«Para mis amigos todo, para mis enemigos, la ley» es una frase que, a lo largo de la historia, se ha atribuido a personajes señalados de soberbio autoritarismo. Curiosamente, la frase pone al centro no el empleo de la fuerza bruta, sino la utilización tendenciosa de «la ley» que, en sus manos, se convierte en farsa.
La soberanía de las leyes implica un principio racional de convivencia pacífica esencialmente contrario al autoritarismo, pues expresa la voluntad colectiva de llegar a un consenso para la obtención del bien común. Las ideas iluministas dieron origen a las repúblicas modernas, basadas en la limitación del poder y el respeto a los derechos ciudadanos. Bajo el fundamento constitucionalista, el poder crudo (el dictador, las armas, la riqueza) quedó sometido a la institucionalidad.
Hay que comprender que, para lograr este refinado objetivo, debe existir un acuerdo de cooperación entre los miembros de una sociedad. También la voluntad política de los detentadores del poder real, dispuestos a doblegar su capacidad de imponer sus intereses, para entregarse a la noción de que el imperio de la ley nos equipara a todos y que su aplicación será imparcial.
Debido a que las leyes no se aplican solas, sino a través de un enmarañado sistema, para lograr la ansiada imparcialidad se necesita de funcionarios independientes que no respondan a ninguna influencia o deban obediencia jerárquica en el ejercicio de sus funciones. También la seguridad de que no serán criminalizados por sus resoluciones. La independencia de los jueces y de los fiscales es una de las más importantes garantías de seguridad y bienestar para nosotros, los ciudadanos.
En medio de toda esta cascada de reflexiones aparece la figura del Fiscal General, pieza clave del sistema penal acusatorio. Dentro de un Estado de derecho, resulta ser un órgano de control fundamental en contra del abuso de poder. Todos los actos de corrupción están contemplados como delitos de persecución pública. Corresponde al Fiscal General no solamente investigarlos de forma eficiente, sino que también llevarlos a juicio. Ni duda cabe que su independencia es la esencia de su efectividad.
¿Qué pasa cuando un sistema se corrompe de manera profunda? ¿Qué pasa cuando, en lugar de buscar el imperio de la ley, se busca destronarla, recuperar ancestrales privilegios de impunidad y derruir, hasta sus cimientos, la incómoda institucionalidad que limita los excesos criminales? En este escenario, un funcionario de tal calibre, dotado de independencia, se convierte en una piedra en el zapato.

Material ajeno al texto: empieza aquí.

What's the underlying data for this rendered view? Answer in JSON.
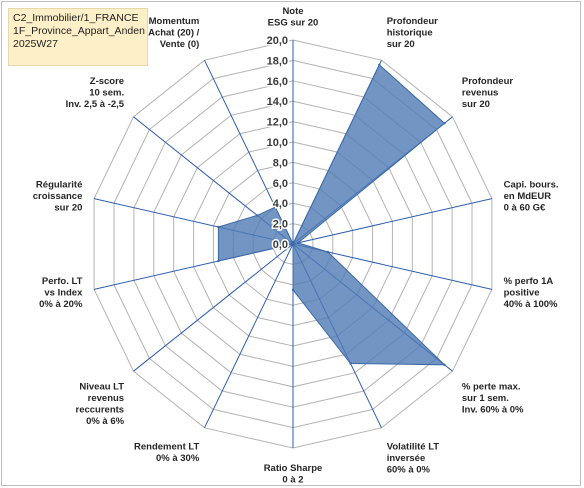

El reciente proceso de elección de fiscal general ha resultado en un escándalo. No salieron bien librados ni los comisionados, ni los postulantes acusados de tachas tan viles como el plagio de una tesis, ni la propia Corte de Constitucionalidad dada la impertinencia de un amparo donde, prácticamente, se obligó a algunos comisionados a votar en favor de Consuelo Porras. Quedamos con el sabor de haber presenciado una farsa. La abusiva imposición dentro de un proceso que solamente en apariencia podría llamarse «institucional».
Cuando la CICIG inició su último esfuerzo bajo la conducción de Iván Velásquez, los guatemaltecos fuimos testigos de la capacidad que tiene un fiscal general, acompañado de un equipo de investigación y jueces independientes, de ejercer de manera efectiva el control del poder. Y, no solamente del Estado, sino también perseguir delitos cometidos por elites económicas tales como el financiamiento electoral ilícito o la evasión de los impuestos que, históricamente, han gozado de ilimitada impunidad. A pesar de las críticas a su función, la mayoría de los casos presentados obtuvieron sentencias condenatorias basadas en el peso de las evidencias. Entonces ¿por qué resultó tan imperdonable aquel esfuerzo que, ahora, merece puntual retaliación?
La respuesta no es difícil. La pérdida de su tácita inmunidad y privilegios no fue aceptable para las élites, pues nunca, desde la fundación de la República, han estado dispuestas a someterse al imperio de la ley. De allí nuestra sempiterna fragilidad, violencia continua y números rojos en materia de desarrollo. De allí, las contradicciones que nos llevaron al conflicto armado interno por 36 años y ahora, post acuerdos de paz, a la masiva migración de miles de guatemaltecos acorralados por la ausencia del Estado y la inatrapable frustración de que Guatemala casi no puede llamarse país. De allí la existencia de una «democracia controlada» y la asfixia de las opciones políticas para hacer realidad un pacto de nación.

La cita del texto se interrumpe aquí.